HaplotypeCaller not calling variants overlapping with active region and VCF/GVCF output discrepancy
We've been running regression tests of HaplotypeCaller against previous UnifiedGenotyper output and we found a locus where UG originally called a set of 4 low allele balance SNPs while HC produced no variant calls at all. The alignments around this region can be seen in the attached figure, with the putative SNPs on the right. Inspection of the debug output of HaplotypeCaller showed that it identified a large 78bp deletion (shown in red at the top of the figure) of a tandem near-repeat region. The couple of bp of discrepancies between the tandem repeats thus showed up as SNPs in the initial alignment instead of as the (real) large deletion. However, while the deletion was identified in the debug output, no call was produced. It appears that this is because the deletion spans outside of the initial active region (shown as the blue bar above the alignments). If I manually input an active region that contains the whole deletion using
--activeRegionIn, then the deletion is able to be called.
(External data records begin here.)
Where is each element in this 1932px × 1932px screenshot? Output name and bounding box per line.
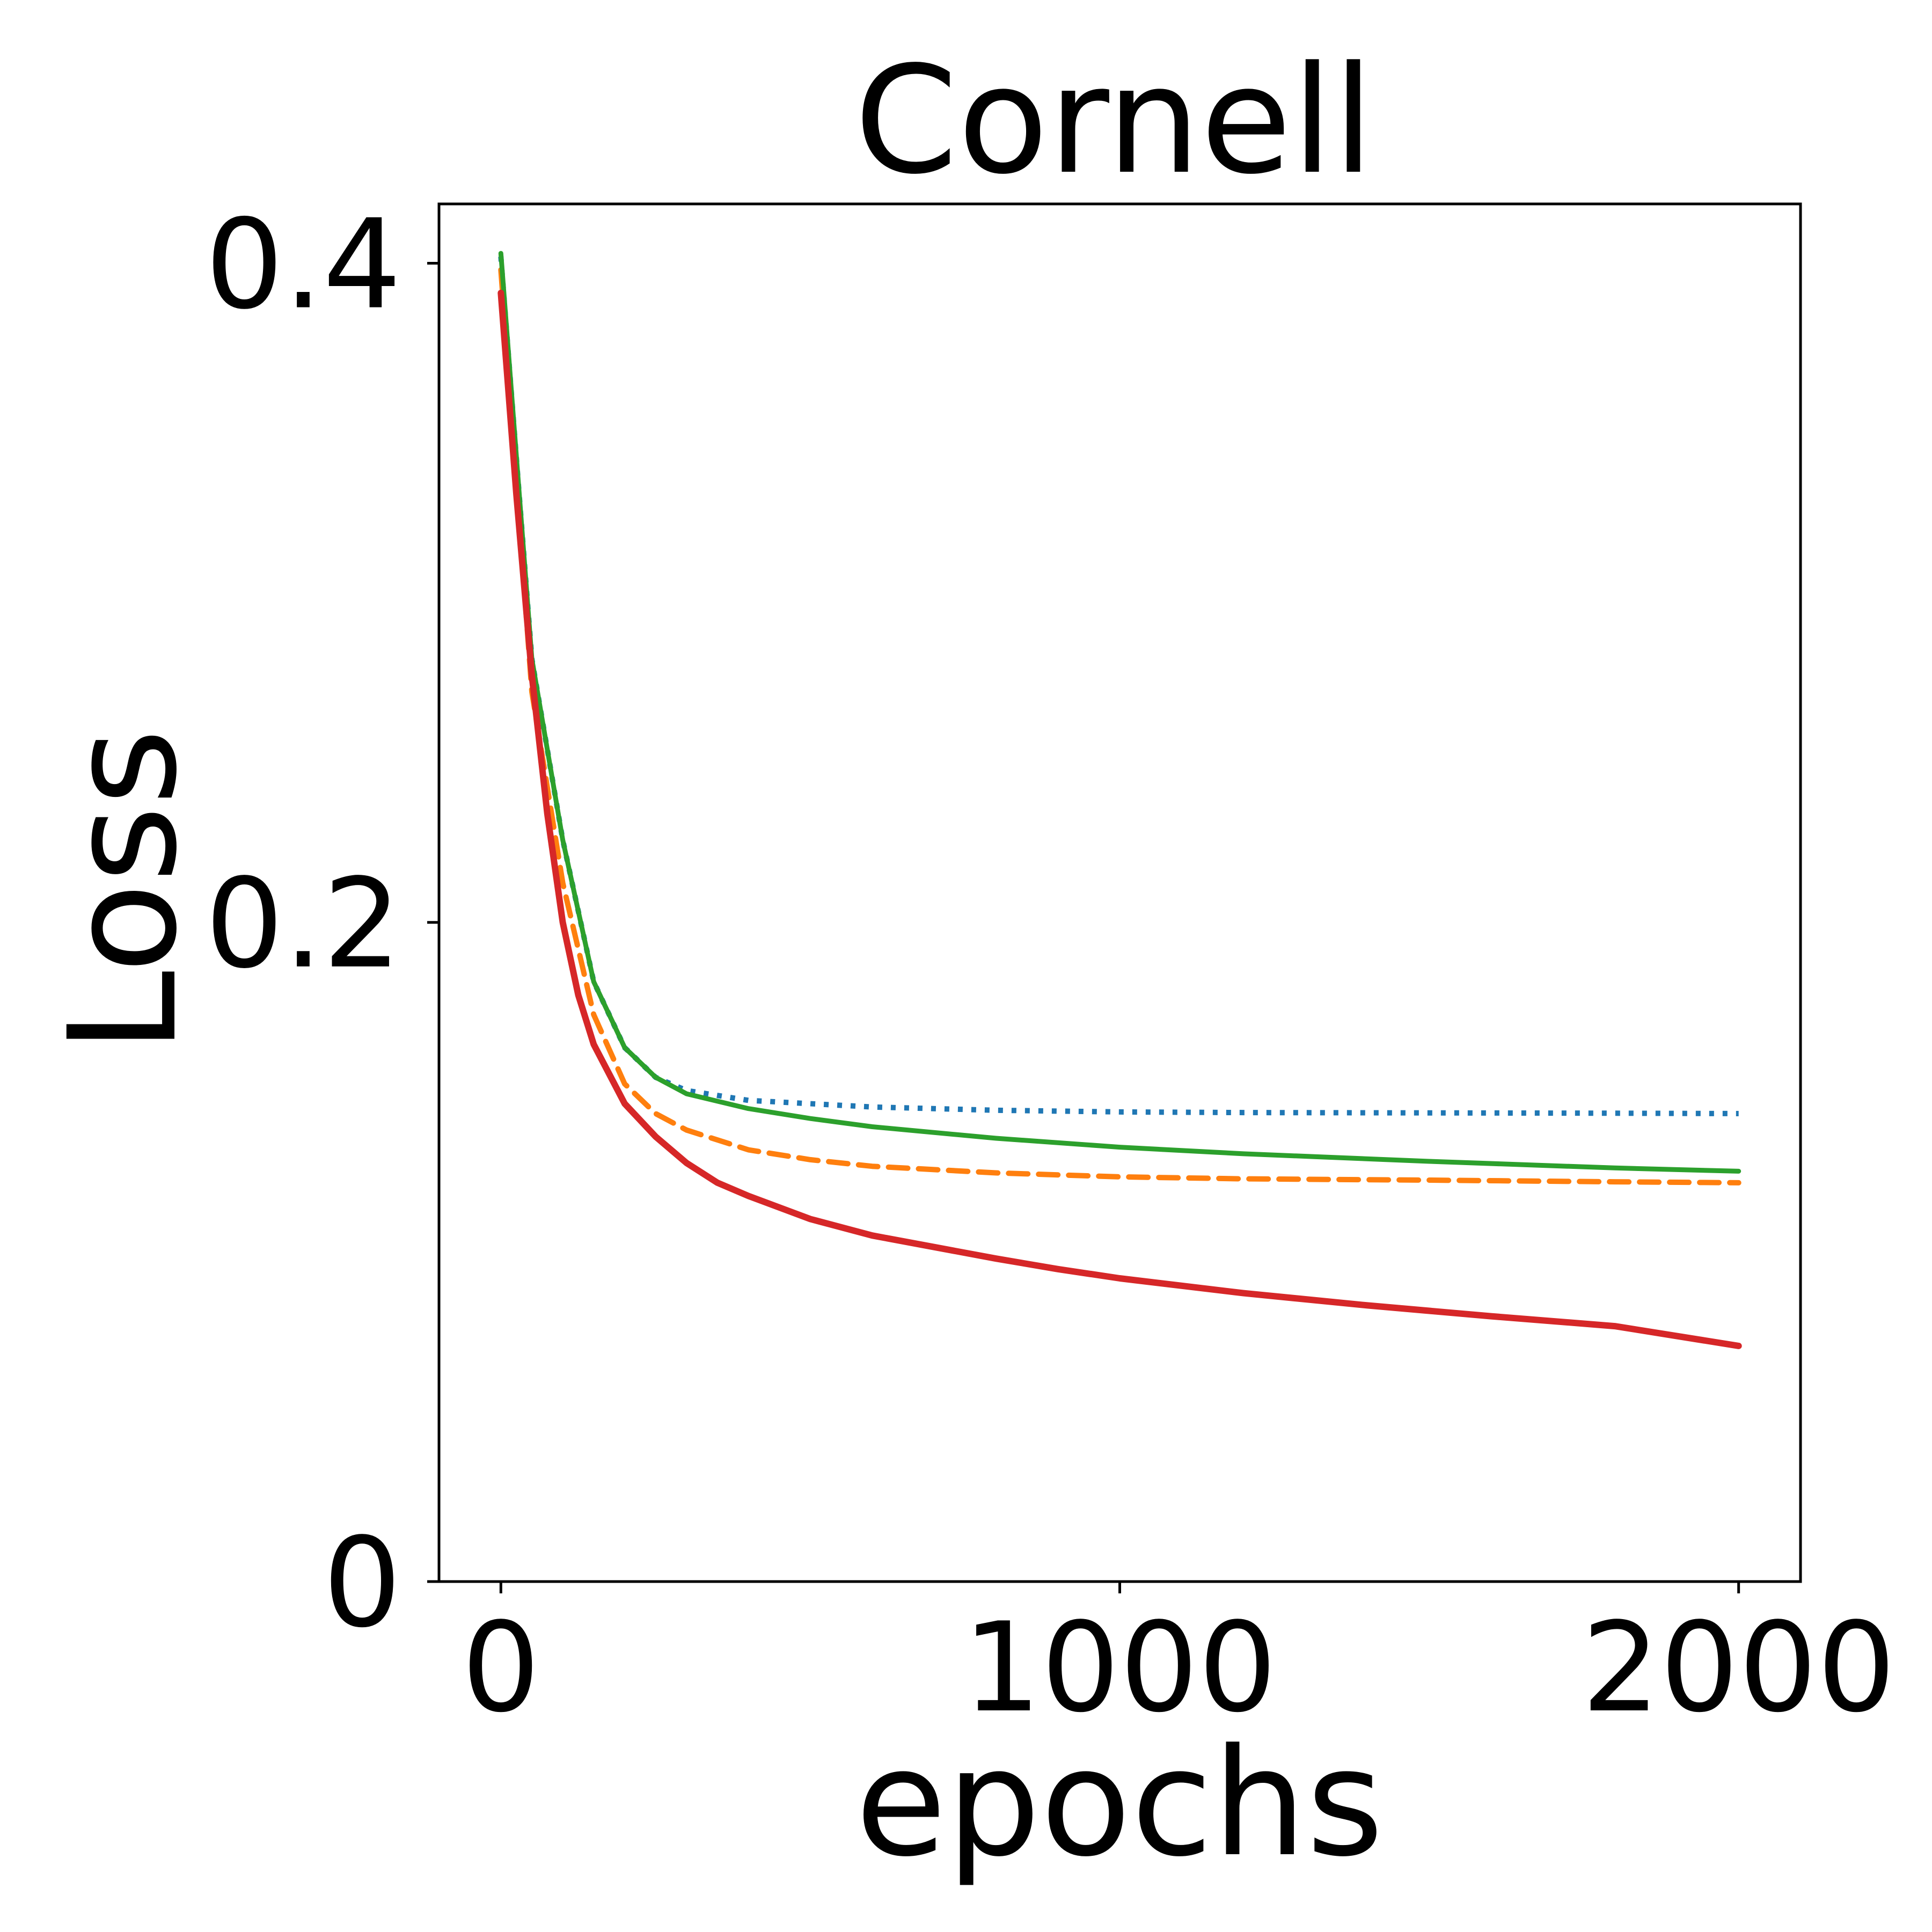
series-layer xyxy=(497,251,1742,1349)
y-axis-label: Loss xyxy=(38,728,210,1053)
chart-title: Cornell xyxy=(854,35,1374,207)
y-tick-label: 0 xyxy=(323,1512,401,1655)
series-line-3 xyxy=(498,251,1741,1174)
x-axis-ticks: 0 1000 2000 xyxy=(462,1582,1896,1740)
y-tick-label: 0.2 xyxy=(205,853,401,996)
y-tick-label: 0.4 xyxy=(205,194,401,337)
x-tick-label: 1000 xyxy=(963,1597,1277,1740)
series-line-2 xyxy=(498,267,1741,1185)
x-tick-label: 2000 xyxy=(1582,1597,1896,1740)
x-tick-label: 0 xyxy=(462,1597,540,1740)
y-axis-ticks: 0 0.2 0.4 xyxy=(205,194,439,1655)
series-line-4 xyxy=(497,289,1742,1349)
x-axis-label: epochs xyxy=(855,1717,1384,1890)
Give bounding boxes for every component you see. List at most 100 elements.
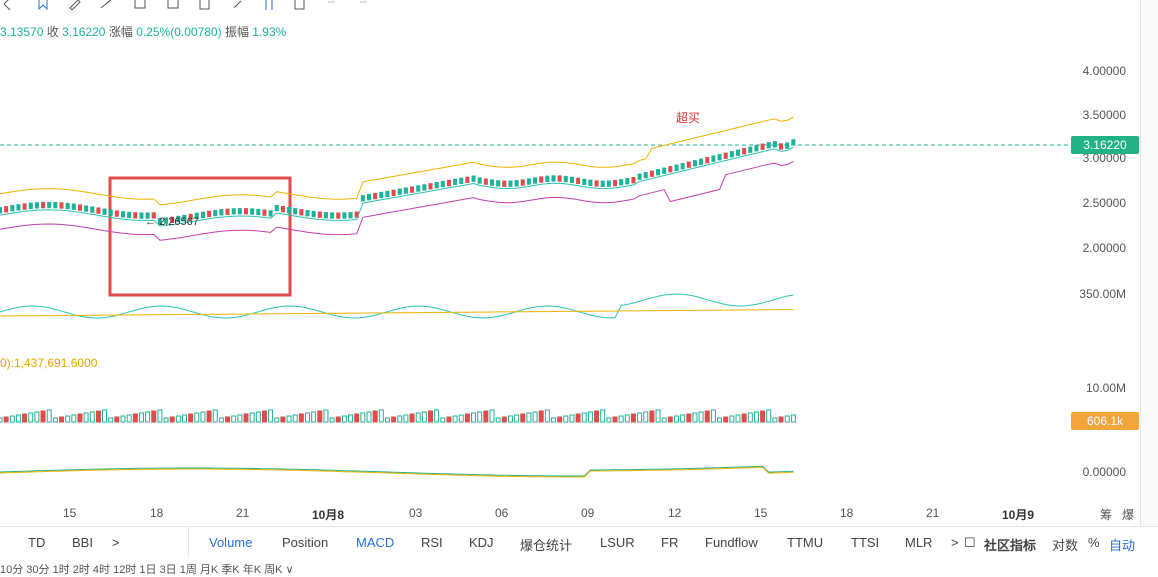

The second issue found here is that when using the manually input active region, the deletion is not output when using
--emitRefConfidence GVCF but is output when using
--emitRefConfidence None. Some source diving and debugging has shown that the confidence quality for this call is wildly different when using GVCF versus None: a phred-scaled variant quality of 4410 without GVCF output, versus a variant quality of 0 with the GVCF output. I can share the full outputs
We're using a custom version of GATK 3.6 that has the currently non-functional
--activeRegionIn argument fixed. I was able to replicate the missing variant call with GATK 3.7, but haven't tested the VCF/GVCF discrepancy in 3.7, since I don't have a locus that doesn't have the first problem letting me identify the discrepancy.